Auch hinsichtlich der Bewertung der Tatsachen, die aus der Aussage der Zeugin Dr. E... für den Sachverständigen folgen, hat das Landgericht zutreffend eine Beweiswürdigung nicht erkennen können. Richtigerweise ist festzuhalten, dass der Gutachter auf Seite 3 2. Absatz des Gutachtens vom 15.12.2007 selbst gerade darauf verwiesen hat, die Beweiswürdigung der Dokumentation vom 09.02.2000 und der schriftlichen Stellungnahme Dr. S... dazu vom 20.06.2005 obliege dem Gericht.

Die behauptete mangelnde Sachkunde kann für sich allein nicht Grundlage eines Ablehnungsgesuchs sein, im Übrigen hat der Sachverständige den Kläger ausweislich seines Gutachtens vom 25.04.2005 am 19.04.2005 untersucht und dies auf Seite 10 und 11 des Gutachtens dokumentiert. Dass er ihn nicht hat ausreichend untersucht hätte, weil er sich wie auf Seite 6 1. Absatz des Gutachtens vom 15.12.2007 in Vermutungen ergehe, ist unzutreffend. Vielmehr hat er auf die Einwände des Klägers hin seine Ausführungen auf Seite 7 bis 10 des Gutachtens vom 02.08.2007 erläutert und insbesondere noch einmal zum Operationsbericht Prof. G... vom 05.04.2000 und zu der Problematik der Narbenplatte Stellung genommen. Schließlich folgt auch aus den Ausführungen im Zusammenhang mit dem Begriff der "zeitweiligen Stuhlinkontinenz" keine Voreingenommenheit des Sachverständigen. Zur Vermeidung von Wiederholungen wird insoweit auf die Ausführungen im Beschluss des Landgerichts Bezug genommen.

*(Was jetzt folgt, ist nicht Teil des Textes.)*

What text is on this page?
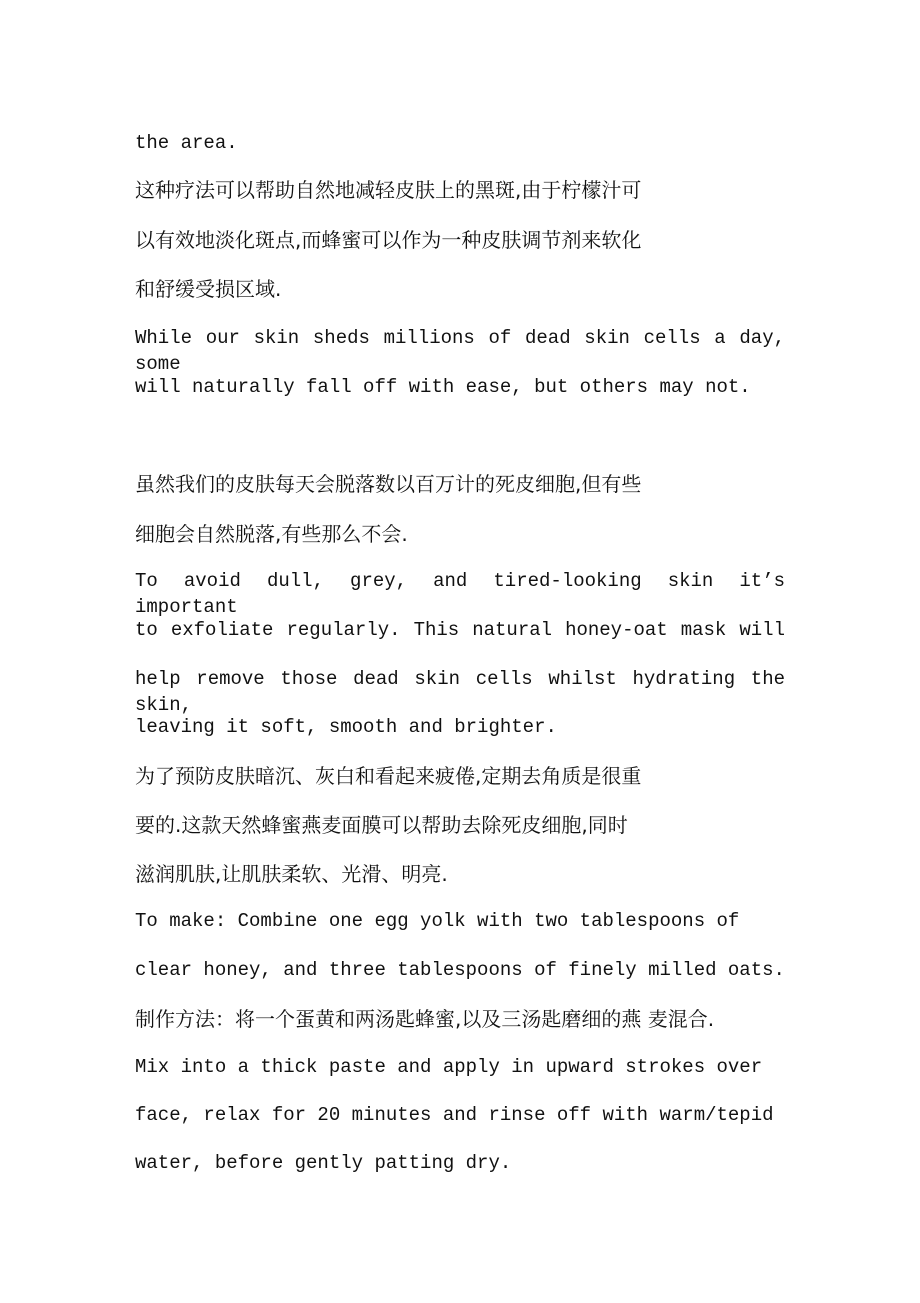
the area.
这种疗法可以帮助自然地减轻皮肤上的黑斑,由于柠檬汁可
以有效地淡化斑点,而蜂蜜可以作为一种皮肤调节剂来软化
和舒缓受损区域.
While our skin sheds millions of dead skin cells a day, some
will naturally fall off with ease, but others may not.
虽然我们的皮肤每天会脱落数以百万计的死皮细胞,但有些
细胞会自然脱落,有些那么不会.
To avoid dull, grey, and tired-looking skin it’s important
to exfoliate regularly. This natural honey-oat mask will
help remove those dead skin cells whilst hydrating the skin,
leaving it soft, smooth and brighter.
为了预防皮肤暗沉、灰白和看起来疲倦,定期去角质是很重
要的.这款天然蜂蜜燕麦面膜可以帮助去除死皮细胞,同时
滋润肌肤,让肌肤柔软、光滑、明亮.
To make: Combine one egg yolk with two tablespoons of
clear honey, and three tablespoons of finely milled oats.
制作方法：将一个蛋黄和两汤匙蜂蜜,以及三汤匙磨细的燕 麦混合.
Mix into a thick paste and apply in upward strokes over
face, relax for 20 minutes and rinse off with warm/tepid
water, before gently patting dry.
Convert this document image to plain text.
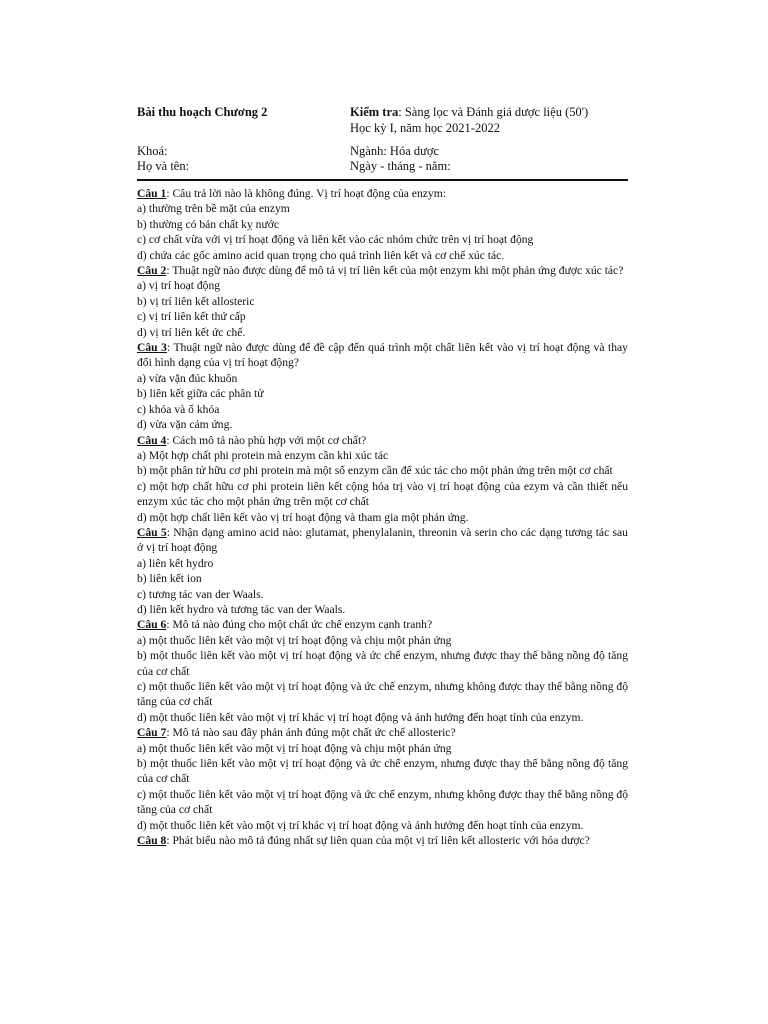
Bài thu hoạch Chương 2	Kiểm tra: Sàng lọc và Đánh giá dược liệu (50')
Học kỳ I, năm học 2021-2022
Khoá:	Ngành: Hóa dược
Họ và tên:	Ngày - tháng - năm:

Câu 1: Câu trả lời nào là không đúng. Vị trí hoạt động của enzym:

a) thường trên bề mặt của enzym

b) thường có bản chất kỵ nước

c) cơ chất vừa với vị trí hoạt động và liên kết vào các nhóm chức trên vị trí hoạt động

d) chứa các gốc amino acid quan trọng cho quá trình liên kết và cơ chế xúc tác.

Câu 2: Thuật ngữ nào được dùng để mô tả vị trí liên kết của một enzym khi một phản ứng được xúc tác?

a) vị trí hoạt động

b) vị trí liên kết allosteric

c) vị trí liên kết thứ cấp

d) vị trí liên kết ức chế.

Câu 3: Thuật ngữ nào được dùng để đề cập đến quá trình một chất liên kết vào vị trí hoạt động và thay đổi hình dạng của vị trí hoạt động?

a) vừa vặn đúc khuôn

b) liên kết giữa các phân tử

c) khóa và ổ khóa

d) vừa vặn cảm ứng.

Câu 4: Cách mô tả nào phù hợp với một cơ chất?

a) Một hợp chất phi protein mà enzym cần khi xúc tác

b) một phân tử hữu cơ phi protein mà một số enzym cần để xúc tác cho một phản ứng trên một cơ chất

c) một hợp chất hữu cơ phi protein liên kết cộng hóa trị vào vị trí hoạt động của ezym và cần thiết nếu enzym xúc tác cho một phản ứng trên một cơ chất

d) một hợp chất liên kết vào vị trí hoạt động và tham gia một phản ứng.

Câu 5: Nhận dạng amino acid nào: glutamat, phenylalanin, threonin và serin cho các dạng tương tác sau ở vị trí hoạt động

a) liên kết hydro

b) liên kết ion

c) tương tác van der Waals.

d) liên kết hydro và tương tác van der Waals.

Câu 6: Mô tả nào đúng cho một chất ức chế enzym cạnh tranh?

a) một thuốc liên kết vào một vị trí hoạt động và chịu một phản ứng

b) một thuốc liên kết vào một vị trí hoạt động và ức chế enzym, nhưng được thay thế bằng nồng độ tăng của cơ chất

c) một thuốc liên kết vào một vị trí hoạt động và ức chế enzym, nhưng không được thay thế bằng nồng độ tăng của cơ chất

d) một thuốc liên kết vào một vị trí khác vị trí hoạt động và ảnh hưởng đến hoạt tính của enzym.

Câu 7: Mô tả nào sau đây phản ánh đúng một chất ức chế allosteric?

a) một thuốc liên kết vào một vị trí hoạt động và chịu một phản ứng

b) một thuốc liên kết vào một vị trí hoạt động và ức chế enzym, nhưng được thay thế bằng nồng độ tăng của cơ chất

c) một thuốc liên kết vào một vị trí hoạt động và ức chế enzym, nhưng không được thay thế bằng nồng độ tăng của cơ chất

d) một thuốc liên kết vào một vị trí khác vị trí hoạt động và ảnh hưởng đến hoạt tính của enzym.

Câu 8: Phát biểu nào mô tả đúng nhất sự liên quan của một vị trí liên kết allosteric với hóa dược?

Eine Kostenentscheidung ist nicht veranlasst, weil sich die Inanspruchnahme des Beschwerdeführers bereits aus der Nr. 1811 der Anlage 1 zum GKG ergibt und das erstinstanzliche Verfahren gerichtsgebührenfrei ist. Außergerichtliche Gebühren werden nicht erstattet, da es sich bei dem Verfahren betreffend Richter- oder Sachverständigenablehnung nicht um ein kontradiktorisches Verfahren handelt (vgl. Beschl. des Senates v. 30.04.2002, OLG-NL 2002, 181; OLG Köln OLGR 1996, 256; OLG München MDR 1994, 627; OLG Düsseldorf OLGR 1993, 63; OLG Frankfurt NJW-RR 1992, 510; OLG Hamm MDR 1989, 917; a. A. OLG Koblenz MDR 1992, 310; OLG Hamm JurBüro 1987, 1088; OLG Nürnberg MDR 1980, 1026). Anders kann zu verfahren sein, wenn der Beschwerdegegner zur Stellungnahme im Beschwerdeverfahren aufgefordert wird oder sich von sich aus aktiv am Beschwerdeverfahren beteiligt. Dies ist vorliegend jedoch nicht der Fall.

Die Streitwertfestsetzung folgt aus § 48 Abs. 1 GKG, 3 ZPO. Nach der Rechtsprechung des Senates (OLG-NL a.a.O.) bemisst sich der Wert für das Beschwerdeverfahren in Bezug auf eine Sachverständigenablehnung mit einem Bruchteil von 1/10 des Wertes des Hauptsacheverfahrens.

Die Rechtsbeschwerde ist nicht zuzulassen, weil keiner der in § 574 Abs. 2 ZPO genannten Gründe gegeben ist. Weder hat die Rechtssache grundsätzliche Bedeutung, noch erfordert die Fortbildung des Rechts oder die Sicherung einer einheitlichen Rechtsprechung eine Entscheidung des Rechtsbeschwerdegerichts.